Real Estate Registry as a part of the information system of public administration

 

The above-mentioned legal regulation will enable to keep records of real estates in the Czech Republic in the required scope and quality. Nevertheless, the strategic documents of the Government of the Czech Republic titled “State Information Policy – A Way to Information Society“ dated 1999 and “State Information and Communication Policy – E-Czechia 2006“ dated 2004 envisage a progress in the given field even up to a higher level. The central idea in this regard is to build basic registries of public administration, which will enlarge the usability of the information systems of public administration by interconnecting the sub-systems and registries of public administration, usable also for the needs of the general public, with the aim of achieving not only cuts in costs, but also accelerating administrative procedures, removing duplicities and reducing state bureaucracy.

Thereby the agenda of real estate records was incorporated into the framework of so-called basic registries of public administration, including

·      registry of population,

·      economic registry,

·      real-estate registry and

·      registry of local identification and addresses.

The main sense of their existence is practical application of the principle that “a fact once documented to a public authority needn´t be documented again, if the public authority can obtain such facts in compliance with this Act and special legal regulations“ (meaning in this regard especially Act No. 101/2000 Coll., on protection of personal data). With respect to a high frequency of information exchange among public authorities, this should ensure that the exchanged information have a certain legal force and provide a high guarantee of accuracy and truth.

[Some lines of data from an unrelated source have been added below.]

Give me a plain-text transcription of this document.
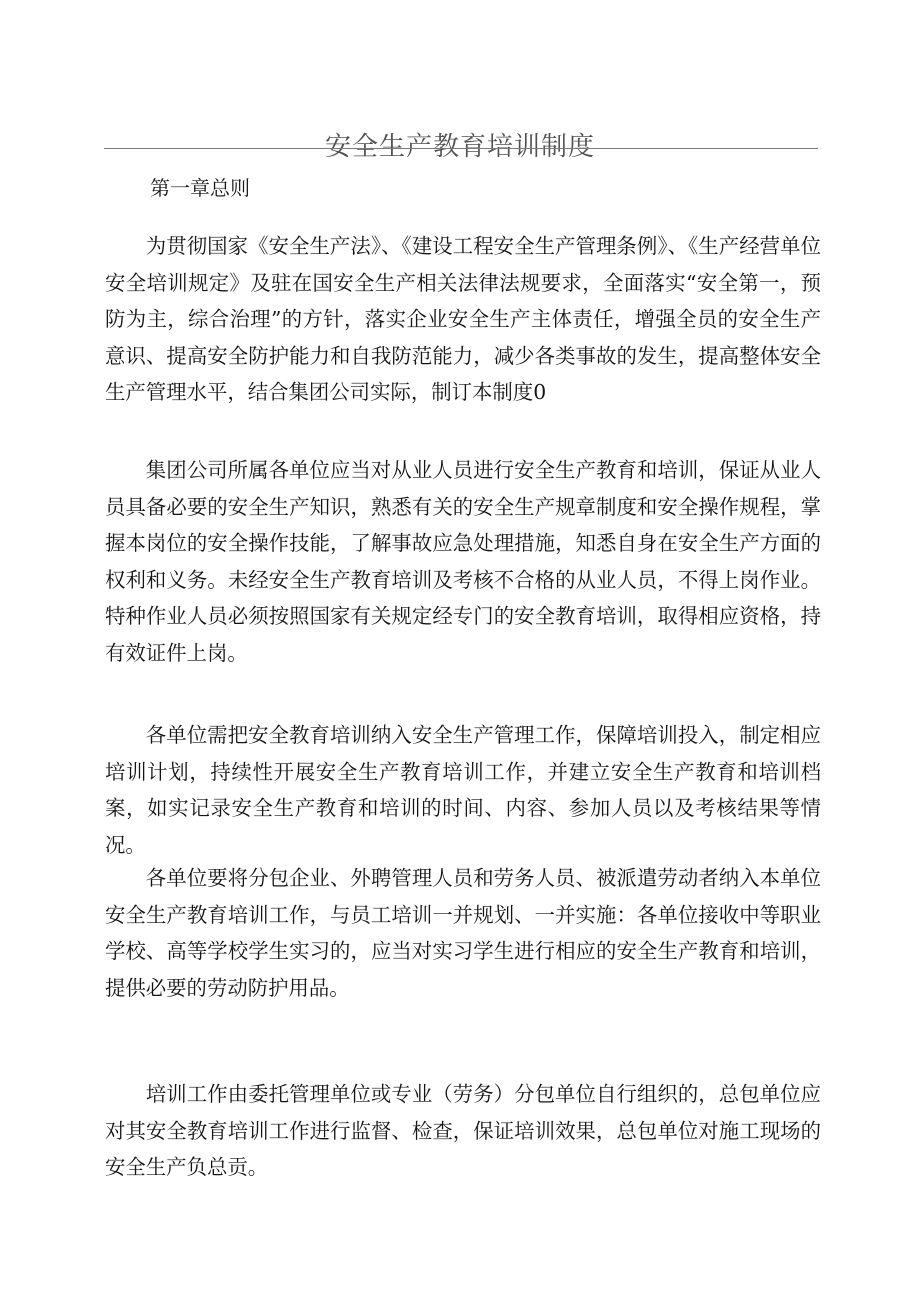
安全生产教育培训制度

第一章总则

为贯彻国家《安全生产法》、《建设工程安全生产管理条例》、《生产经营单位安全培训规定》及驻在国安全生产相关法律法规要求，全面落实“安全第一，预防为主，综合治理”的方针，落实企业安全生产主体责任，增强全员的安全生产意识、提高安全防护能力和自我防范能力，减少各类事故的发生，提高整体安全生产管理水平，结合集团公司实际，制订本制度0

集团公司所属各单位应当对从业人员进行安全生产教育和培训，保证从业人员具备必要的安全生产知识，熟悉有关的安全生产规章制度和安全操作规程，掌握本岗位的安全操作技能，了解事故应急处理措施，知悉自身在安全生产方面的权利和义务。未经安全生产教育培训及考核不合格的从业人员，不得上岗作业。特种作业人员必须按照国家有关规定经专门的安全教育培训，取得相应资格，持有效证件上岗。

各单位需把安全教育培训纳入安全生产管理工作，保障培训投入，制定相应培训计划，持续性开展安全生产教育培训工作，并建立安全生产教育和培训档案，如实记录安全生产教育和培训的时间、内容、参加人员以及考核结果等情况。

各单位要将分包企业、外聘管理人员和劳务人员、被派遣劳动者纳入本单位安全生产教育培训工作，与员工培训一并规划、一并实施：各单位接收中等职业学校、高等学校学生实习的，应当对实习学生进行相应的安全生产教育和培训，提供必要的劳动防护用品。

培训工作由委托管理单位或专业（劳务）分包单位自行组织的，总包单位应对其安全教育培训工作进行监督、检查，保证培训效果，总包单位对施工现场的安全生产负总贡。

It can be said that the future registry of real estates is the most sophisticated and qualitatively best of all the above-mentioned registries. At the moment, the records kept therein are fully digitalised and used not only for the own needs of its own founders (cadastral authorities), but are also operatively and purposefully accessed to the general public, including remote non-authenticated access. Its future based on incorporation into the system of the basic registries including their mutual interconnection on a real-time basis looks very promising.